So THAT's What Your Cervix Actually Looks Like

Add it to the list of thing we weren't told about in school...
Anchiy via Getty Images

Is it a doughnut? Is it a sponge? NO. It’s just your cervix.

Recently, troves of social media users were whipped into a frenzy after BeYou shared an image of an IRL cervix on Instagram. The image of the cervix in question is part of the Beautiful Cervix Project, (open that link with caution), which seeks to showcase the beauty of anatomy and fertility.

Not everyone was so taken with the image though. One user, who claimed to be a midwife, commented saying it wasn’t what she expected it to look like. Another exclaimed that it had made them feel quite sick and was “haunting them”.

Ready? Here you go.

Meanwhile, other people were quick to point out that their cervixes looked different because of endometriosis and cervical ectropion. But your cervix may look different even if you don’t have these medical conditions.

Cervixes, like vulvas, come in a number of different shapes and sizes and can change their appearance throughout your lifetime as you enter puberty and into menopause. Having children can also change their appearance, in some cases.

They can be found at the top of the vaginal canal, beneath the entrance to the uterus. But, not all women have them — and, some men do.

The cervix plays a vital role in the female reproductive system as it prevents bacteria from entering the womb. Not only does it protect from bacterial infection, but it also produces discharge which cleans the vagina. Think of it as a gatekeeper and cleaner all in one.

During the menstrual phase of your cycle, the cervix opens to allow the uterine wall to exit the womb, preventing blood from building up. When you ovulate, the mucus the cervix secretes becomes thinner which allows for the sperm to make its way to the egg with less resistance.

And, should you become pregnant, the cervix tightens up and keeps your baby safely in the womb where it can develop from cell structures, to embryo, to baby. Then, when you’re ready to give birth dilates enough to let your child move through your vaginal canal as you give birth.

However people might feel about seeing parts of their insides up close and personal, getting to grips with our cervixes is important for our health. Cervical cancer is diagnosed in 3,000 women a year and five year survival currently stands at 67.4%. But, 99.8% of cervical cancer is preventable.

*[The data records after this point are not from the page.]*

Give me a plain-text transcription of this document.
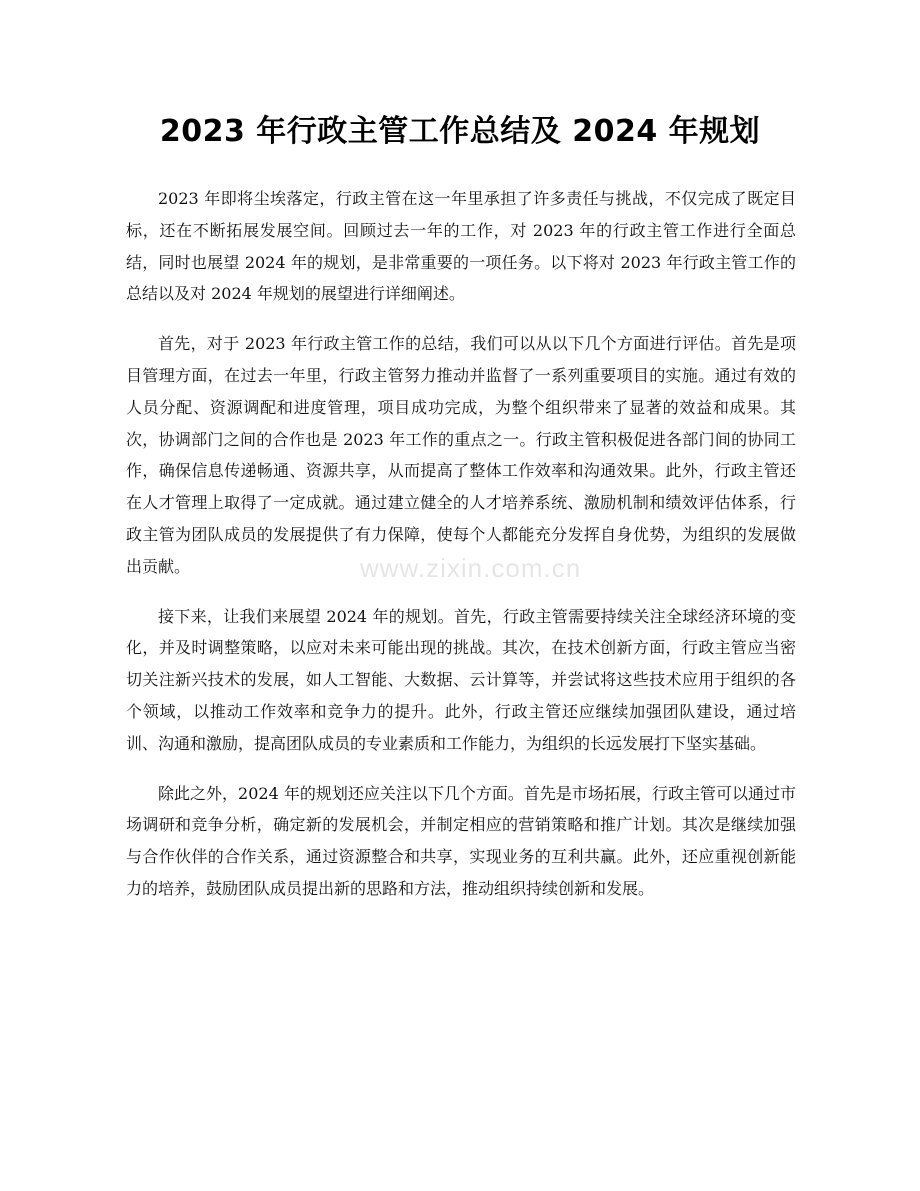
2023 年行政主管工作总结及 2024 年规划

2023 年即将尘埃落定，行政主管在这一年里承担了许多责任与挑战，不仅完成了既定目标，还在不断拓展发展空间。回顾过去一年的工作，对 2023 年的行政主管工作进行全面总结，同时也展望 2024 年的规划，是非常重要的一项任务。以下将对 2023 年行政主管工作的总结以及对 2024 年规划的展望进行详细阐述。

首先，对于 2023 年行政主管工作的总结，我们可以从以下几个方面进行评估。首先是项目管理方面，在过去一年里，行政主管努力推动并监督了一系列重要项目的实施。通过有效的人员分配、资源调配和进度管理，项目成功完成，为整个组织带来了显著的效益和成果。其次，协调部门之间的合作也是 2023 年工作的重点之一。行政主管积极促进各部门间的协同工作，确保信息传递畅通、资源共享，从而提高了整体工作效率和沟通效果。此外，行政主管还在人才管理上取得了一定成就。通过建立健全的人才培养系统、激励机制和绩效评估体系，行政主管为团队成员的发展提供了有力保障，使每个人都能充分发挥自身优势，为组织的发展做出贡献。

接下来，让我们来展望 2024 年的规划。首先，行政主管需要持续关注全球经济环境的变化，并及时调整策略，以应对未来可能出现的挑战。其次，在技术创新方面，行政主管应当密切关注新兴技术的发展，如人工智能、大数据、云计算等，并尝试将这些技术应用于组织的各个领域，以推动工作效率和竞争力的提升。此外，行政主管还应继续加强团队建设，通过培训、沟通和激励，提高团队成员的专业素质和工作能力，为组织的长远发展打下坚实基础。

除此之外，2024 年的规划还应关注以下几个方面。首先是市场拓展，行政主管可以通过市场调研和竞争分析，确定新的发展机会，并制定相应的营销策略和推广计划。其次是继续加强与合作伙伴的合作关系，通过资源整合和共享，实现业务的互利共赢。此外，还应重视创新能力的培养，鼓励团队成员提出新的思路和方法，推动组织持续创新和发展。

www.zixin.com.cn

Attending a smear can feel like a frightening thing to do. Some people fear pain, being in a vulnerable position, feeling shame or embarrassment. Others might worry about what their religious community might think, or have trouble attending because of historic sexual assault.

While all of these feelings are valid and shared by countless other women, the importance of getting a smear regularly between the ages of 25-65 cannot be overstated.

When you go for your smear, a speculum is inserted into the vagina and a bristled swab takes a sample of skin cells. By doing this, labs can detect the beginnings of cancerous cells caused by a virus named Human Papilloma Virus. It’s believed that 10% of women with HPV on their cervix will develop long-lasting HPV, which can put you at risk of developing cervical cancers.

So if you’re currently dodging a phone call, or letter to book an appointment. Take this as your sign to get it done. You won’t regret it.